Parece, também, que aquelas pessoas, não
obstante a modernidade da era atual, vivem numa
nesga de tempo mais primitivo com pouca
tecnologia a mediar a sua relação com a natureza,
quase a pescar o peixe com a mão. Nas praias estão
expostos os seus barcos toscos e agora inúteis. E os
marisqueiros que têm na sua definição habitual a
expressão catadores de mariscos, representam a
chave que revela uma técnica desprovida de
equipamentos. Suas mãos são suas pinças, suas
engrenagens removedoras, capazes de reconhecer,
de auscultar e de retirar o produto que pode fazer
diferença à imagem da Bahia, no seu aspecto
culinário, no seu propalado paladar.
Estranho sabor experimentamos ao
observarmos a vulnerabilidade em que vivem esses
operários que ocupam os primeiros postos na linha
de produção dos pratos que tanto representam a
Bahia.
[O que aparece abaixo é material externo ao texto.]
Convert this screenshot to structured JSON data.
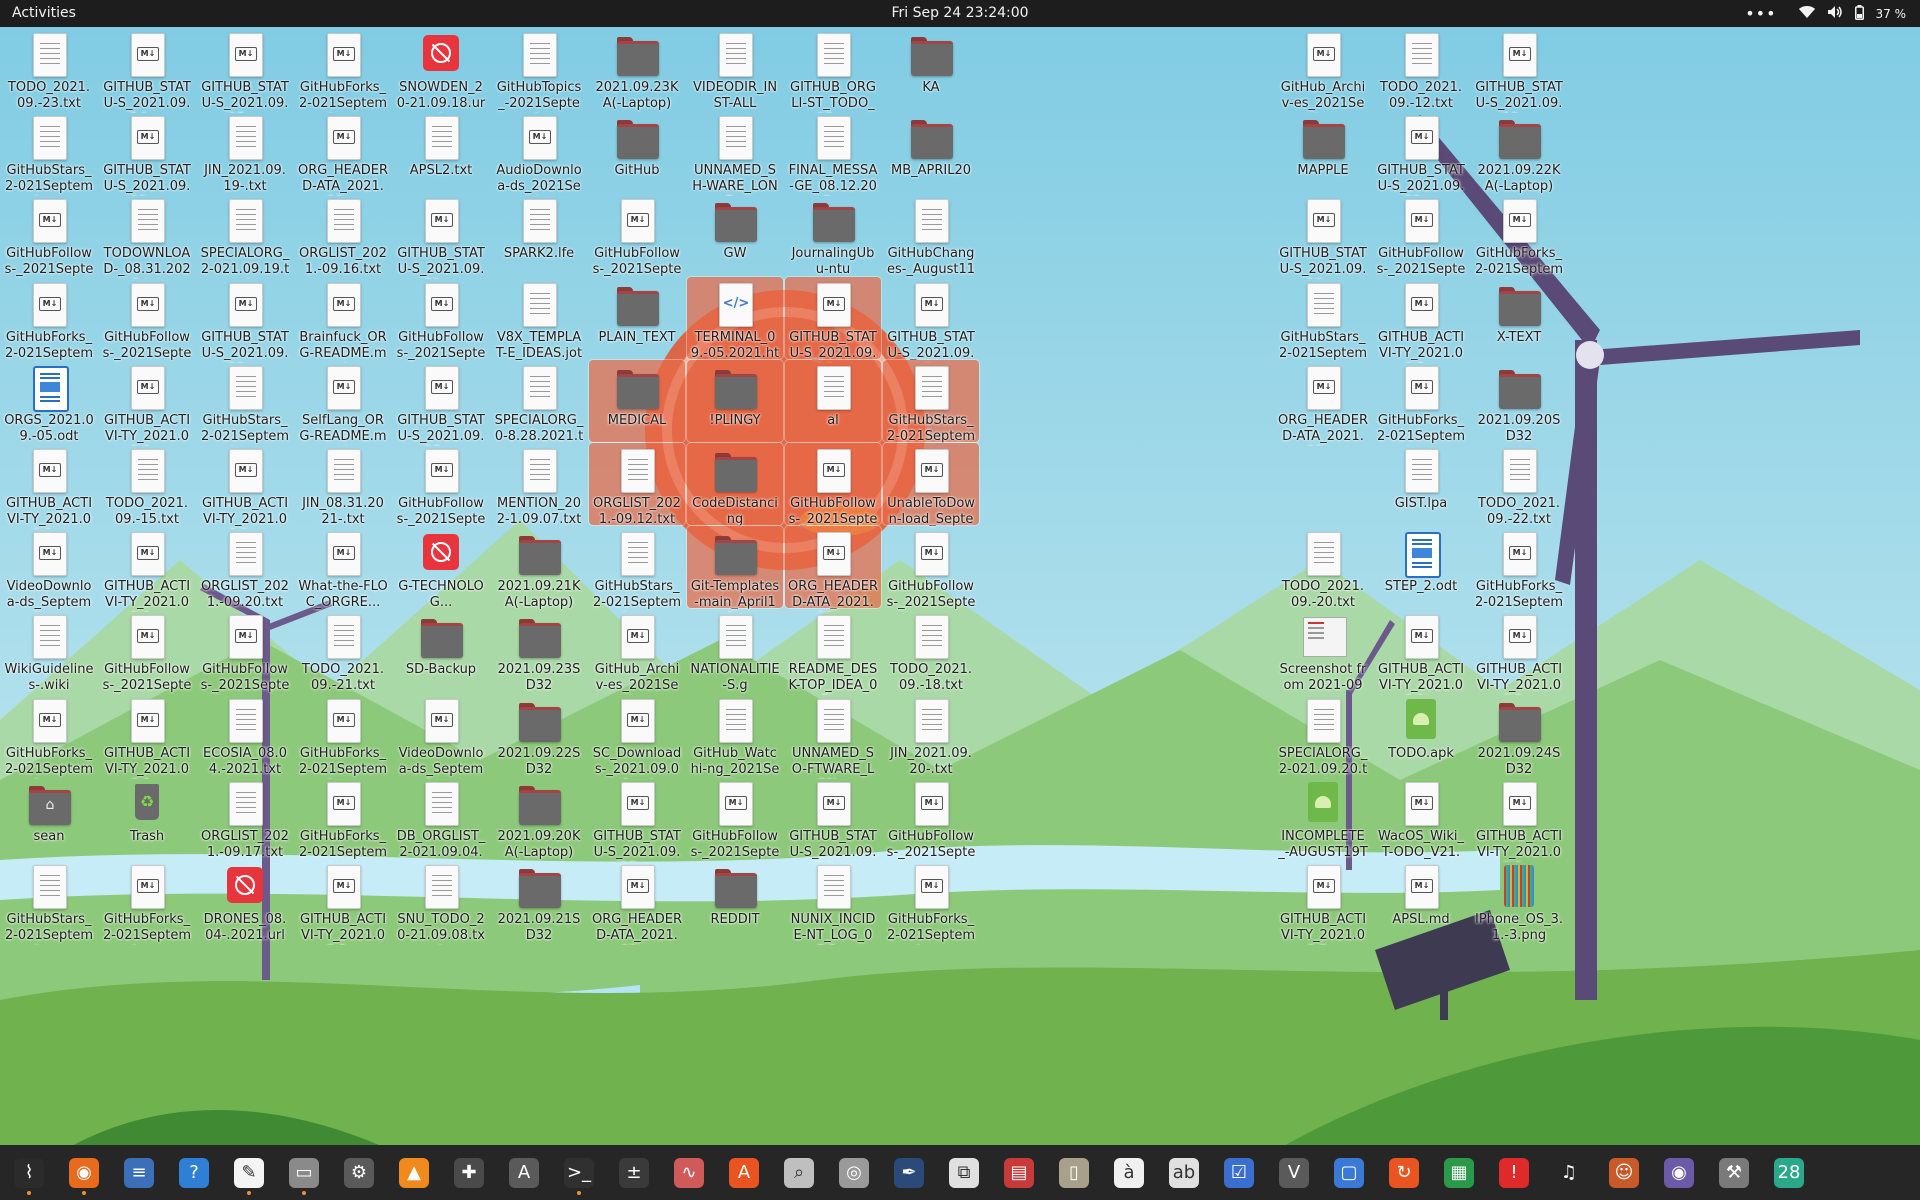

Nossos fornecedores para as moquecas, as
casquinhas de siri, os caldos de sururu, as patinhas
de caranguejo sem falar dos recheios deliciosos de
nossos abarás, acarajés e de nossas empadas.
A possível escassez dessas delícias faz
emergir, como que pescados do fundo do mar,
esses personagens, responsáveis, em grande parte,
pela garantia do nosso patrimônio culinário. Sim,
porque o peixe e o marisco não nascem no
supermercado ou nas bancas das feiras livres. Eles
vêm do mar, eles vêm das águas e são colhidos por
esses homens e mulheres que agora olham para o
oceano sem saber até quando as suas perícias
permanecerão inúteis para desvendar os mistérios
do mar.
O Fórum Comunitário de Combate à Violência se solidariza com a população vitimada pela
catástrofe ambiental, esperando que medidas sejam tomadas no sentido de se identificar e punir os
responsáveis e que a situação dos pescadores e marisqueiros seja equacionada de modo a assegurar o
retorno aos seus afazeres que, ao que tudo indica, significa para aqueles indivíduos a sua dignidade, valor
fundamental a ser considerado quando nos colocamos na defesa dos direitos humanos.